The image illustrates a
mathematical function from set
A (Domain) to set
B (Codomain), defined by the rule:
$$
f(x) = x^2
$$
Let's analyze and solve this step-by-step.
---
🔹 Step 1: Understand the Components
-
Set A (Domain): The set of input values.
- Elements: {1, 2, 3}
-
Function Rule: $ f(x) = x^2 $
- This means each element in A is squared to get the output.
-
Set B (Codomain): The set of all possible output values.
- Elements: {1, 2, 3, 4, 5, 6, 7, 8, 9, 16} (as shown in the diagram)
-
Range: The actual outputs produced by the function from the domain.
- These are the values that are actually mapped to from A.
---
🔹 Step 2: Apply the Function to Each Element in Domain
We compute $ f(x) = x^2 $ for each $ x \in A $:
- $ f(1) = 1^2 = 1 $
- $ f(2) = 2^2 = 4 $
- $ f(3) = 3^2 = 9 $
So, the
outputs are: 1, 4, and 9.
---
🔹 Step 3: Identify the Range
The
range is the set of all actual outputs:
$$
\text{Range} = \{1, 4, 9\}
$$
Note: Even though the codomain includes other numbers (like 2, 3, 5, etc.), only the values that are
actually hit by the function are part of the range.
---
🔹 Step 4: Check if It’s a Valid Function
Yes, this is a valid function because:
- Every element in the domain (A) has
exactly one output in the codomain (B).
- No element in A maps to more than one value in B.
---
✔ Final Answer:
-
Domain: {1, 2, 3}
-
Codomain: {1, 2, 3, 4, 5, 6, 7, 8, 9, 16}
-
Range: {1, 4, 9}
-
Function Rule: $ f(x) = x^2 $
---
📌 Summary
This diagram shows how a function maps elements from the domain to the codomain using the squaring rule.
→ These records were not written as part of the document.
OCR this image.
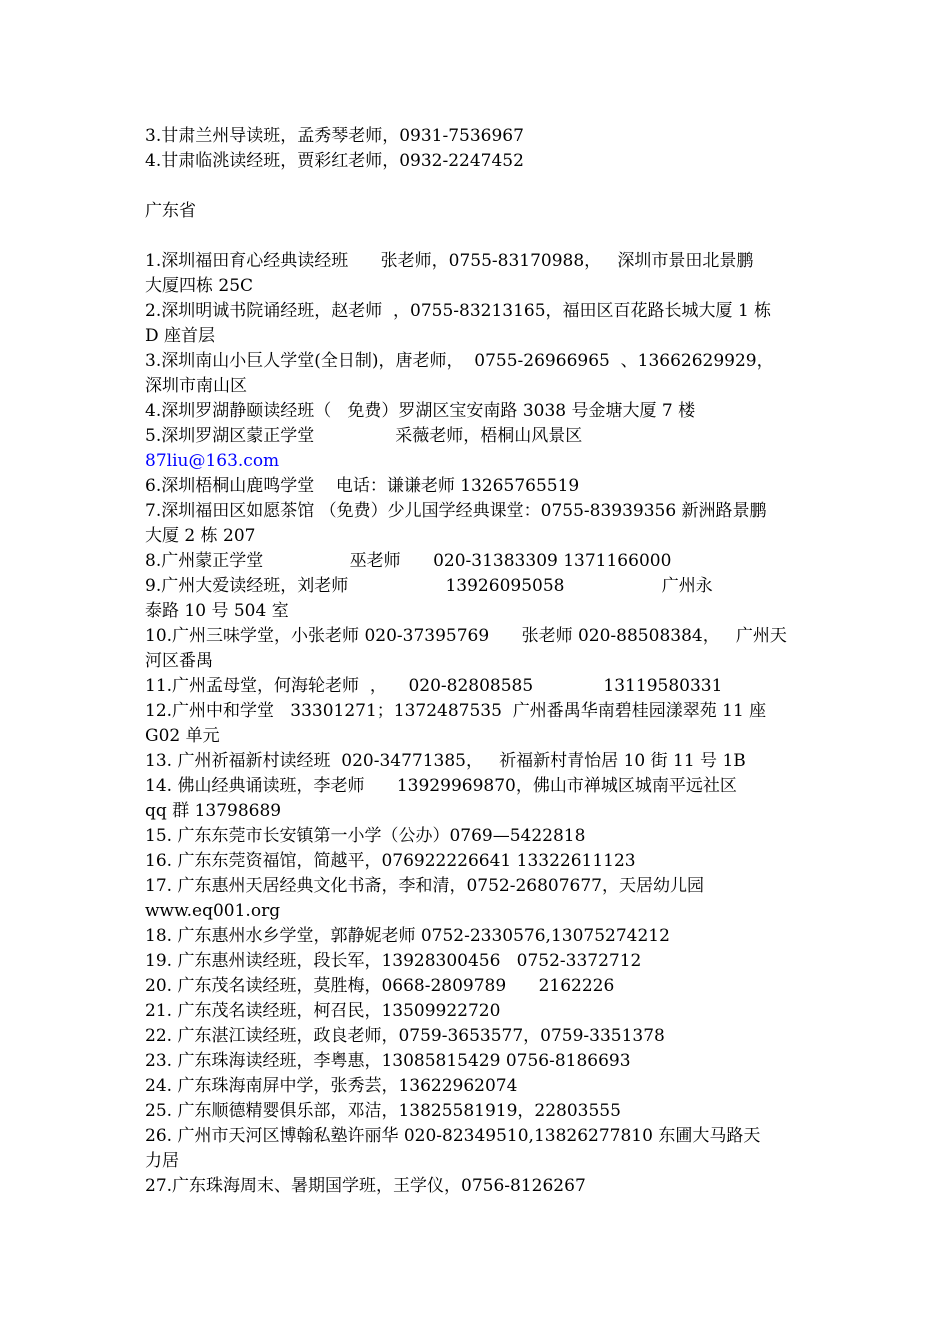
3.甘肃兰州导读班，孟秀琴老师，0931-7536967
4.甘肃临洮读经班，贾彩红老师，0932-2247452
广东省
1.深圳福田育心经典读经班      张老师，0755-83170988，   深圳市景田北景鹏
大厦四栋 25C
2.深圳明诚书院诵经班，赵老师  ，0755-83213165，福田区百花路长城大厦 1 栋
D 座首层
3.深圳南山小巨人学堂(全日制)，唐老师，  0755-26966965  、13662629929，
深圳市南山区
4.深圳罗湖静颐读经班（   免费）罗湖区宝安南路 3038 号金塘大厦 7 楼
5.深圳罗湖区蒙正学堂               采薇老师，梧桐山风景区
87liu@163.com
6.深圳梧桐山鹿鸣学堂    电话：谦谦老师 13265765519
7.深圳福田区如愿茶馆 （免费）少儿国学经典课堂：0755-83939356 新洲路景鹏
大厦 2 栋 207
8.广州蒙正学堂                巫老师      020-31383309 1371166000
9.广州大爱读经班，刘老师                  13926095058                  广州永
泰路 10 号 504 室
10.广州三味学堂，小张老师 020-37395769      张老师 020-88508384，   广州天
河区番禺
11.广州孟母堂，何海轮老师  ，    020-82808585             13119580331
12.广州中和学堂   33301271；1372487535  广州番禺华南碧桂园漾翠苑 11 座
G02 单元
13. 广州祈福新村读经班  020-34771385，   祈福新村青怡居 10 街 11 号 1B
14. 佛山经典诵读班，李老师      13929969870，佛山市禅城区城南平远社区
qq 群 13798689
15. 广东东莞市长安镇第一小学（公办）0769—5422818
16. 广东东莞资福馆，简越平，076922226641 13322611123
17. 广东惠州天居经典文化书斋，李和清，0752-26807677，天居幼儿园
www.eq001.org
18. 广东惠州水乡学堂，郭静妮老师 0752-2330576,13075274212
19. 广东惠州读经班，段长军，13928300456   0752-3372712
20. 广东茂名读经班，莫胜梅，0668-2809789      2162226
21. 广东茂名读经班，柯召民，13509922720
22. 广东湛江读经班，政良老师，0759-3653577，0759-3351378
23. 广东珠海读经班，李粤惠，13085815429 0756-8186693
24. 广东珠海南屏中学，张秀芸，13622962074
25. 广东顺德精婴俱乐部，邓洁，13825581919，22803555
26. 广州市天河区博翰私塾许丽华 020-82349510,13826277810 东圃大马路天
力居
27.广东珠海周末、暑期国学班，王学仪，0756-8126267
Only the values 1, 4, and 9 are
actually produced, so they form the
range.
> 💡
Key Concept:
> -
Domain → inputs
> -
Codomain → all possible outputs
> -
Range → actual outputs from the given domain
✔ So, the
range of this function is
{1, 4, 9}.
Parent Tip: Review the logic above to help your child master the concept of math functions.